Just have her ride with you
You laboured this far not to be taken for granted . I’m proud of your decision and actions . Stay friends with her —– not with your heart and mind but with your head .
Move on, my brother, because I don’t think you really really like her, otherwise this could be managed.
Please keep being kind okk
Don’t let what she did change who you are. Also if u do start having feelings for her communicate and make some things clear okk. Unfortunately most ladies are still learning that to love a man means respect. So pardon her okk and study her more. All the best
Where do most of these guys(comments)come from. Continue driving her ohk
We will get update of heartbreak soon.
If you weren’t driving, would she consider you. You owning a car and driving her to work for free…. SHE PUT YOU ON PROBATION OOOO
SO IMAGINE NOT HAVING A CAR.
Continue listening to the ninnies here wai
Leave her if you truly want to be done with her. What you’re doing now is like breaking up with someone and being in the space with her and expecting the feelings to go away.

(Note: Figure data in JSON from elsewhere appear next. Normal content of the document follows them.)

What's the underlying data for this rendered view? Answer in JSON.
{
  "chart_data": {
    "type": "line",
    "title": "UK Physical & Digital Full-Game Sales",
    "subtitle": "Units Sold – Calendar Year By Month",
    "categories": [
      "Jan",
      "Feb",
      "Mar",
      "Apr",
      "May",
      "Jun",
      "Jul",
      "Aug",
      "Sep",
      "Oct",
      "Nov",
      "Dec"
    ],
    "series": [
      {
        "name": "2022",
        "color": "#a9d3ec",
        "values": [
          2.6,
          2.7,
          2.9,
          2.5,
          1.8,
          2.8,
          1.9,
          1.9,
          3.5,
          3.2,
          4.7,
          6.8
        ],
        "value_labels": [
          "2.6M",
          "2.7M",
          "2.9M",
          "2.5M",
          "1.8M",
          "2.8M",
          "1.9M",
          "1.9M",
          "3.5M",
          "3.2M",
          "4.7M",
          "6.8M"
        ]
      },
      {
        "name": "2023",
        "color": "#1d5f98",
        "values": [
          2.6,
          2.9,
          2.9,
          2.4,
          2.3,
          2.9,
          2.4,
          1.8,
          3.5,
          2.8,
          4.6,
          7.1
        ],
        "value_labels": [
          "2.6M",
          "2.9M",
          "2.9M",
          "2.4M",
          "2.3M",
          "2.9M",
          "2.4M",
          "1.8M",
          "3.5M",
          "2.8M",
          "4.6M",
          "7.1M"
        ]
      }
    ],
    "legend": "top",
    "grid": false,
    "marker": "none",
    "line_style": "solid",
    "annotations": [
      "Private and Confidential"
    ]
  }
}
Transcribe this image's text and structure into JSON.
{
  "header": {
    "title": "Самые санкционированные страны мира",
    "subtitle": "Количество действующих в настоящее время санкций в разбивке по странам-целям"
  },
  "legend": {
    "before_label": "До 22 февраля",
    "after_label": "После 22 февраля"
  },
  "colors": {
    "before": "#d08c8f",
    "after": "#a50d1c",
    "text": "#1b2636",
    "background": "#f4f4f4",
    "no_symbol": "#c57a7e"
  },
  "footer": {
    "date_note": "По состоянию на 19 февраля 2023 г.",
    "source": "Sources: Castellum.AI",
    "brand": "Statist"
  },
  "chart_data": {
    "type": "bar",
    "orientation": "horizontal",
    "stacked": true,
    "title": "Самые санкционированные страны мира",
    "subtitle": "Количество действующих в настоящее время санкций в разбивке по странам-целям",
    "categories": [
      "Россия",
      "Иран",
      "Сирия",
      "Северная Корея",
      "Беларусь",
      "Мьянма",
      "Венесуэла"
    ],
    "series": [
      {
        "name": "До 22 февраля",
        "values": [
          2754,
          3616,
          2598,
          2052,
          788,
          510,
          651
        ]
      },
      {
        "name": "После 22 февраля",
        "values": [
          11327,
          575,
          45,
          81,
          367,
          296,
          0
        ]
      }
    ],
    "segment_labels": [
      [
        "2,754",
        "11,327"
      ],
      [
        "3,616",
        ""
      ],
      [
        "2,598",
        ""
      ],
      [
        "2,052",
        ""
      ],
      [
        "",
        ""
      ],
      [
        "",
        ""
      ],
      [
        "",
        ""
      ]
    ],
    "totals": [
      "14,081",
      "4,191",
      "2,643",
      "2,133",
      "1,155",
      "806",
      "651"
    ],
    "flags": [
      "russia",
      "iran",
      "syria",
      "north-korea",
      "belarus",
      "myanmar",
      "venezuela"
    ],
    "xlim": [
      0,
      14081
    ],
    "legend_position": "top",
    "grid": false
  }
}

It won’t as long as you see each other every morning and evening. Let her go
Let her go, she’s disrespectful
I would suggest you ask her for some time to think things through — this is very necessary. You mentioned that you had an intensive conversation, but did she actually apologize, or did you only notice her reflectiveness and remorse?
Society will always share opinions, but how do you truly feel? Are you really a wicked person for wanting to maintain a healthy boundary?
Please have an honest conversation with yourself and don’t let fear of what she might think push you into pleasing her just so you won’t be seen as a bad person.
Also, have you realized that she prioritized herself by recognizing how your giving her a ride to and from work was saving her stress and money?
Self-Care is not selfishness. It is self-awareness.
Thank you.
I haven’t been in a number of relationships as other may have. But there is one thing that I know, if a woman also likes a man in return, she don’t stress him unnecessarily because she wouldn’t want to do anything to push the man away.
She is already making demands and feeling entitled even before the acceptance of the proposal. That is a RED FLAG you shouldn’t ignore.
She may never repeat this very mistake again but trust but she will definitely repeat it in another way once you get into relationship with her. She is a woman with an entitlement mindset.
Don’t say we didn’t tell you.
As for the ride you continue, but ensure you keep your hand to yourself.
You can take her to work sometimes but find an excuse not to be able to take her back and vice versa.
Let her know that you had your life going on before she came along.